Social benefits to IDPs
Grygoriy Nemyrya, MP from “Batkivschyna” faction, emphasized that in 2017, the government will allocate for the targeted payments UAH 100 million less than in 2016. “Ukraine has neither state policy, nor strategy for IDP. Opinions of the Ministry of Social Policy and the Ministry of temporarily occupied territories differ: the former consider IDPs as a burden and part of the problem, the latter think that they are part of the problem solution. The governmental decisions support discriminatory policy,” noted the MP. Sergiy Taruta, MP from the 58th majoritarian district (Mariupol), believes that the Parliament has no platform that would institutionally study the problem of Donbas. “But we are strong when we are together. So, we have to accumulate our energy to help IDPs and newly established ministry,” he noted.
Vitaliy Muschynin, Deputy Minister of Social Policy of Ukraine, explained that, indeed, the budget – 2017 provides for only one type of assistance to IDPs in the amount of 3 billion 300 thousand UAH. “Only one in ten families appeals for help.

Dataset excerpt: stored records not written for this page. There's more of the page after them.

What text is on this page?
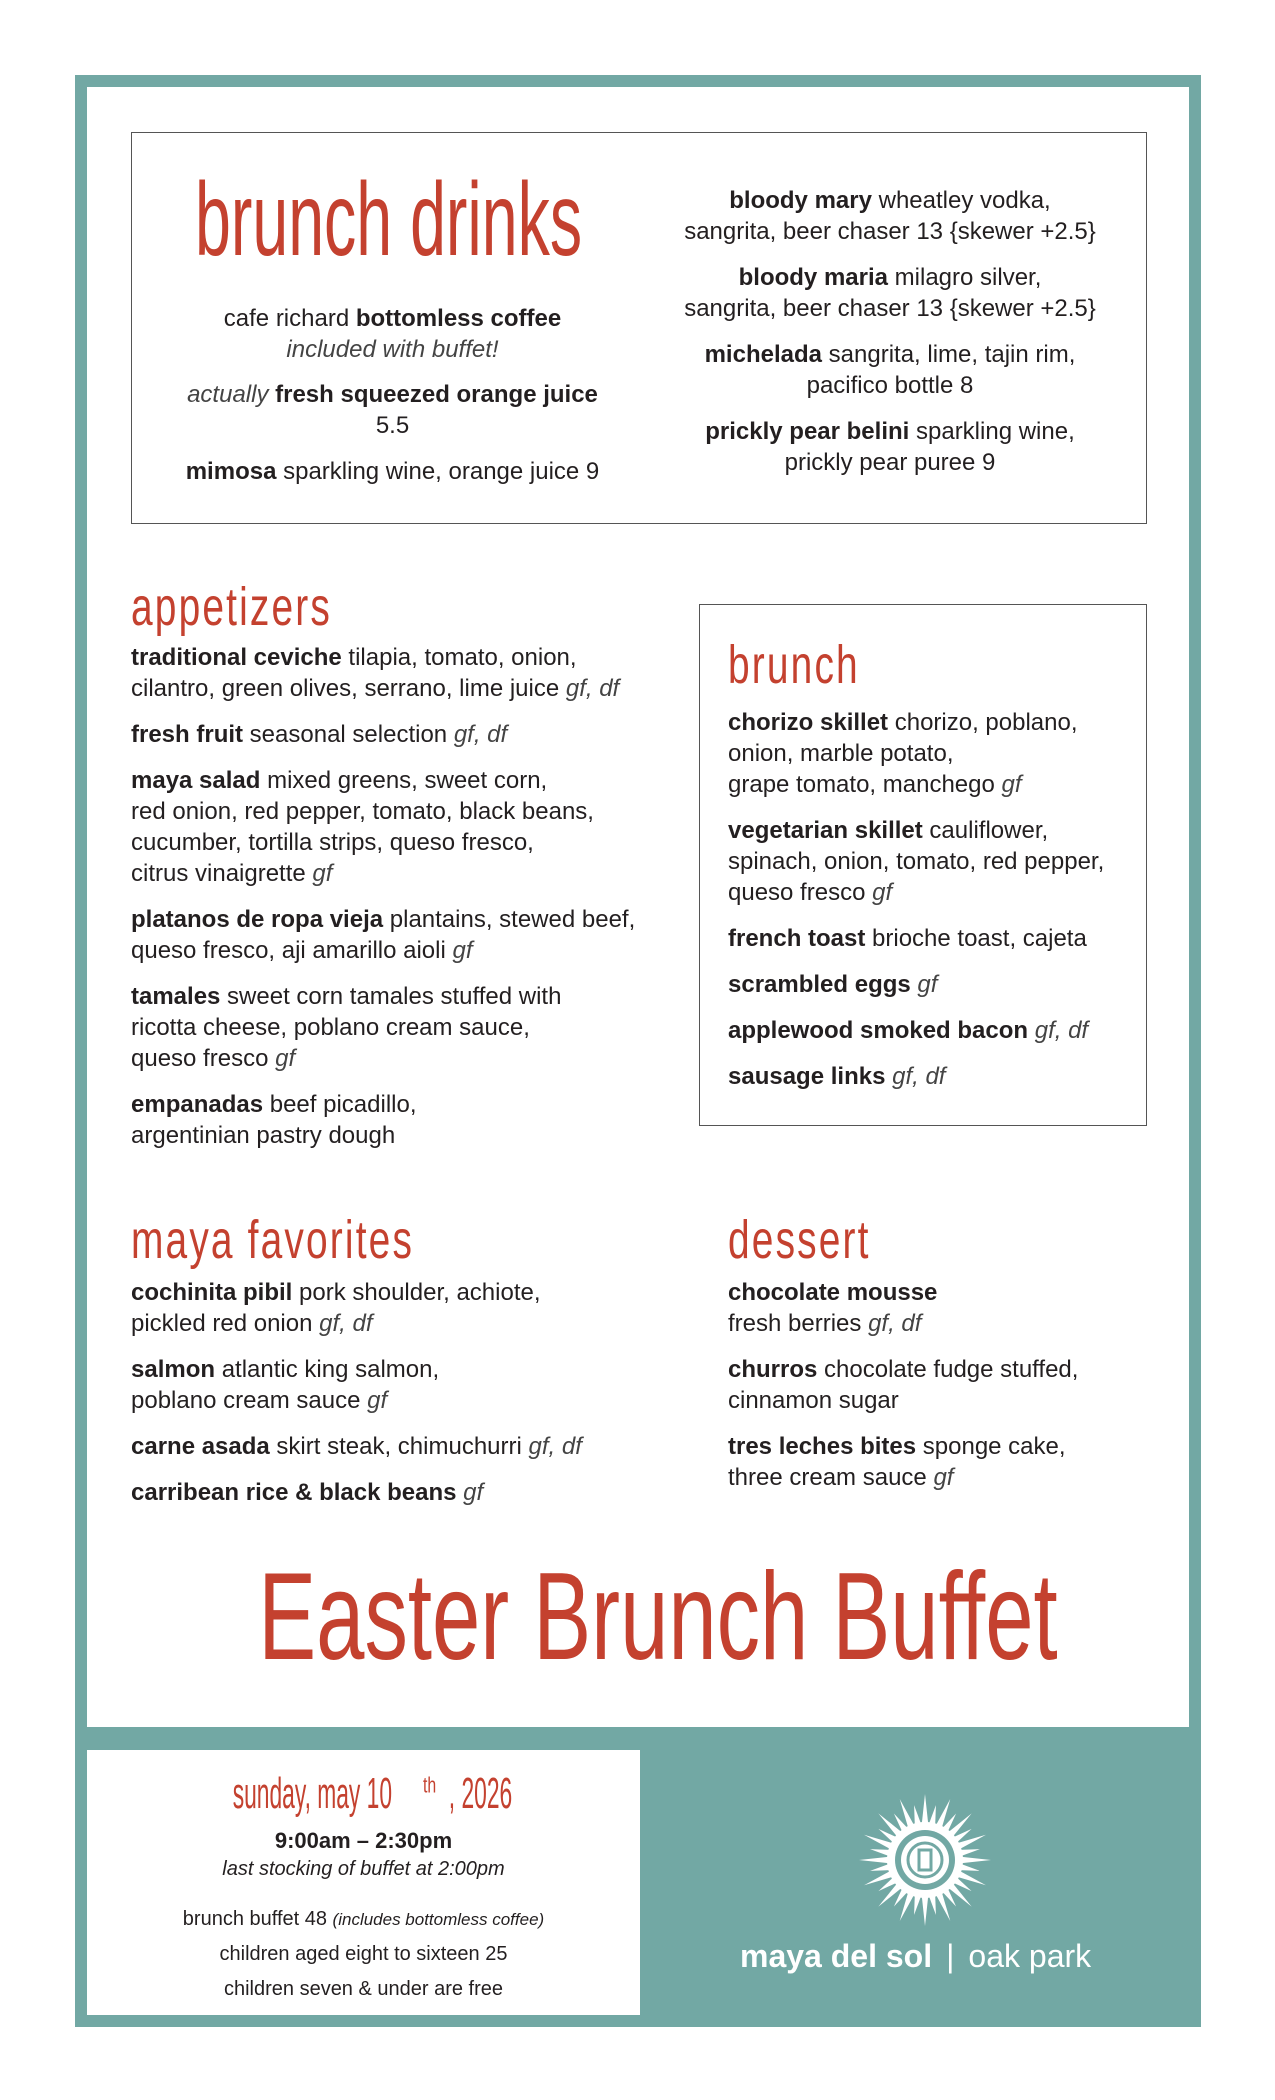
brunch drinks
cafe richard bottomless coffee
included with buffet!
actually fresh squeezed orange juice 5.5
mimosa sparkling wine, orange juice 9
bloody mary wheatley vodka,
sangrita, beer chaser 13 {skewer +2.5}
bloody maria milagro silver,
sangrita, beer chaser 13 {skewer +2.5}
michelada sangrita, lime, tajin rim,
pacifico bottle 8
prickly pear belini sparkling wine,
prickly pear puree 9
appetizers
traditional ceviche tilapia, tomato, onion,
cilantro, green olives, serrano, lime juice gf, df
fresh fruit seasonal selection gf, df
maya salad mixed greens, sweet corn,
red onion, red pepper, tomato, black beans,
cucumber, tortilla strips, queso fresco,
citrus vinaigrette gf
platanos de ropa vieja plantains, stewed beef,
queso fresco, aji amarillo aioli gf
tamales sweet corn tamales stuffed with
ricotta cheese, poblano cream sauce,
queso fresco gf
empanadas beef picadillo,
argentinian pastry dough
brunch
chorizo skillet chorizo, poblano,
onion, marble potato,
grape tomato, manchego gf
vegetarian skillet cauliflower,
spinach, onion, tomato, red pepper,
queso fresco gf
french toast brioche toast, cajeta
scrambled eggs gf
applewood smoked bacon gf, df
sausage links gf, df
maya favorites
cochinita pibil pork shoulder, achiote,
pickled red onion gf, df
salmon atlantic king salmon,
poblano cream sauce gf
carne asada skirt steak, chimuchurri gf, df
carribean rice & black beans gf
dessert
chocolate mousse
fresh berries gf, df
churros chocolate fudge stuffed,
cinnamon sugar
tres leches bites sponge cake,
three cream sauce gf
Easter Brunch Buffet
sunday, may 10 $^{th}$ , 2026
9:00am – 2:30pm
last stocking of buffet at 2:00pm
brunch buffet 48 (includes bottomless coffee)
children aged eight to sixteen 25
children seven & under are free
maya del sol | oak park
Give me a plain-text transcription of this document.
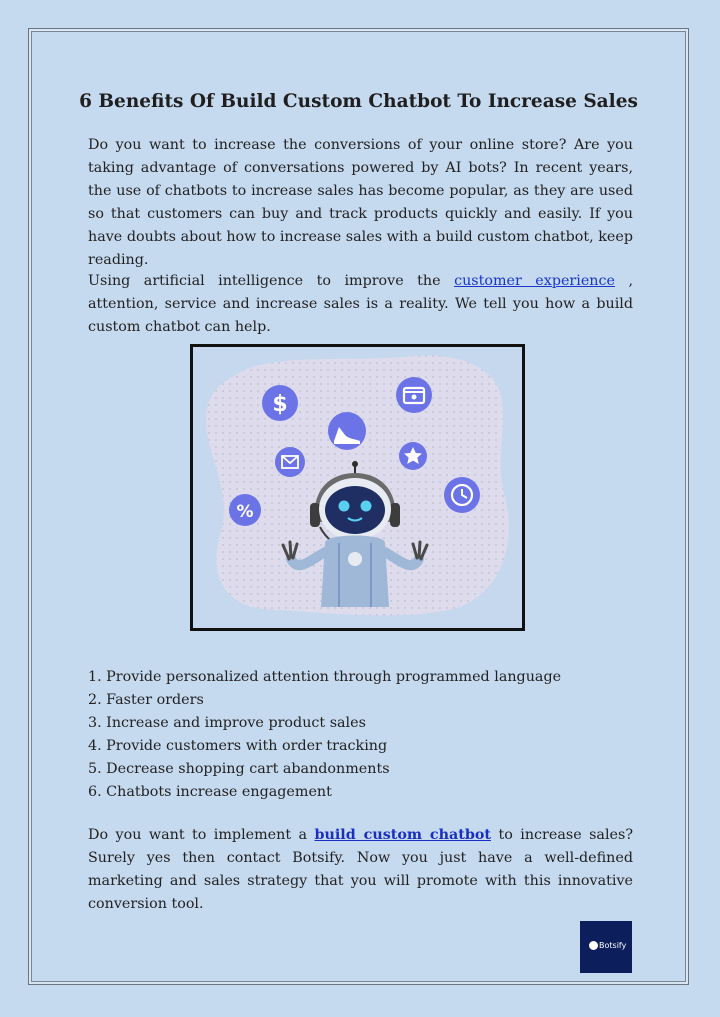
6 Benefits Of Build Custom Chatbot To Increase Sales

Do you want to increase the conversions of your online store? Are you taking advantage of conversations powered by AI bots? In recent years, the use of chatbots to increase sales has become popular, as they are used so that customers can buy and track products quickly and easily. If you have doubts about how to increase sales with a build custom chatbot, keep reading.

Using artificial intelligence to improve the customer experience , attention, service and increase sales is a reality. We tell you how a build custom chatbot can help.

$
%
1. Provide personalized attention through programmed language
2. Faster orders
3. Increase and improve product sales
4. Provide customers with order tracking
5. Decrease shopping cart abandonments
6. Chatbots increase engagement

Do you want to implement a build custom chatbot to increase sales? Surely yes then contact Botsify. Now you just have a well-defined marketing and sales strategy that you will promote with this innovative conversion tool.

Botsify
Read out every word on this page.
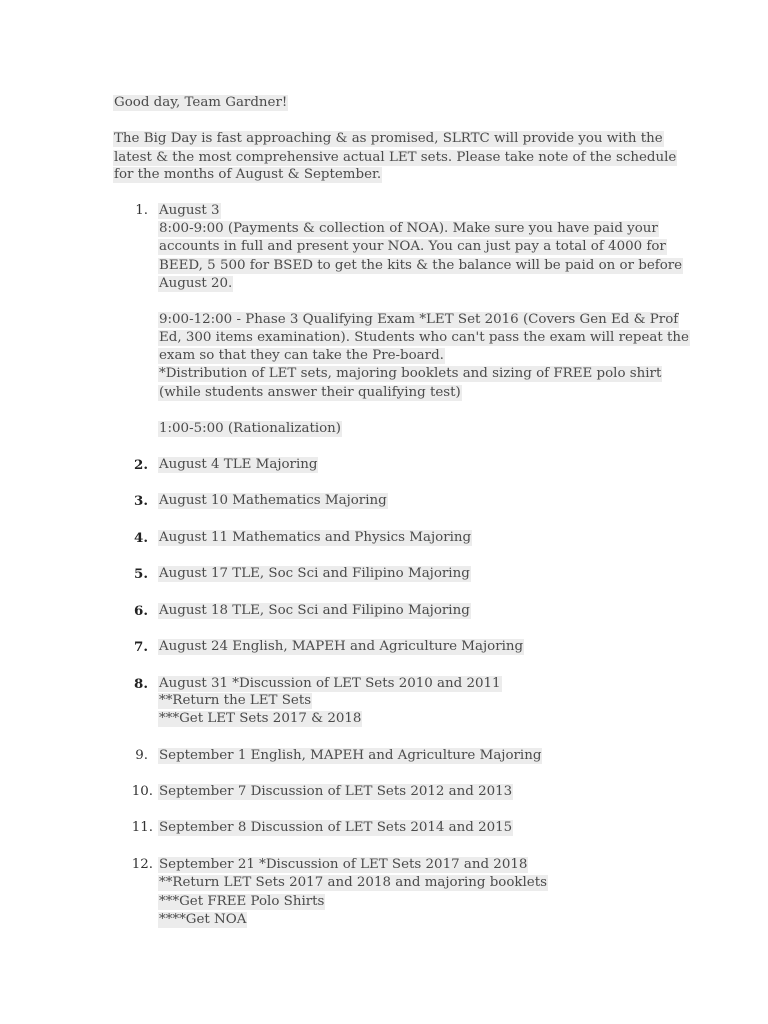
Good day, Team Gardner!
The Big Day is fast approaching & as promised, SLRTC will provide you with the
latest & the most comprehensive actual LET sets. Please take note of the schedule
for the months of August & September.
1. August 3
8:00-9:00 (Payments & collection of NOA). Make sure you have paid your
accounts in full and present your NOA. You can just pay a total of 4000 for
BEED, 5 500 for BSED to get the kits & the balance will be paid on or before
August 20.
9:00-12:00 - Phase 3 Qualifying Exam *LET Set 2016 (Covers Gen Ed & Prof
Ed, 300 items examination). Students who can't pass the exam will repeat the
exam so that they can take the Pre-board.
*Distribution of LET sets, majoring booklets and sizing of FREE polo shirt
(while students answer their qualifying test)
1:00-5:00 (Rationalization)
2. August 4 TLE Majoring
3. August 10 Mathematics Majoring
4. August 11 Mathematics and Physics Majoring
5. August 17 TLE, Soc Sci and Filipino Majoring
6. August 18 TLE, Soc Sci and Filipino Majoring
7. August 24 English, MAPEH and Agriculture Majoring
8. August 31 *Discussion of LET Sets 2010 and 2011
**Return the LET Sets
***Get LET Sets 2017 & 2018
9. September 1 English, MAPEH and Agriculture Majoring
10. September 7 Discussion of LET Sets 2012 and 2013
11. September 8 Discussion of LET Sets 2014 and 2015
12. September 21 *Discussion of LET Sets 2017 and 2018
**Return LET Sets 2017 and 2018 and majoring booklets
***Get FREE Polo Shirts
****Get NOA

Are there so many displaced persons? Do they need this assistance?” asked the deputy minister. He also informed that the automated register of IDPs has been launched, which should become a powerful analytical system.
Georgiy Tuka, Deputy Minister on temporarily occupied territories and IDPs of Ukraine, noted that it is important to have information not only about the number of IDPs, but also about the distribution by gender, age, profession, residence and their vision of the future. However, the problem is on the verge of escalating into chronic. “If the situation does not change within the upcoming two-three years, the vast majority of IDPs will assimilate to their new small motherland and will not return to Donbas. According to recent polls, about 80 percent of the respondents give negative answers to the question whether they want to return,” informed Mr. Tuka.
New threat to IDPs
Tetyana Durneva, executive director of Public holding “Group of Influence”, consultant on IDPs issues, Institute of Social and Economic Research (ISER), informed that IDPs faced another problem after the public tender for telephone verification of IDPs was won by the debt recovery company. The Ministry of Finance informs the private company about personal data of IDPs: passport, identification code, place of residence, marital status, etc. Besides, the winners of the tender can also involve a third party. “It is impossible to control where personal data of citizens of Ukraine are. People have fled from the war, and now somebody can break into their houses and live there without them knowing. Not to mention the fact that such verification is meaningless because it is impossible to ascertain information by telephones,” Tetyana Durneva explained.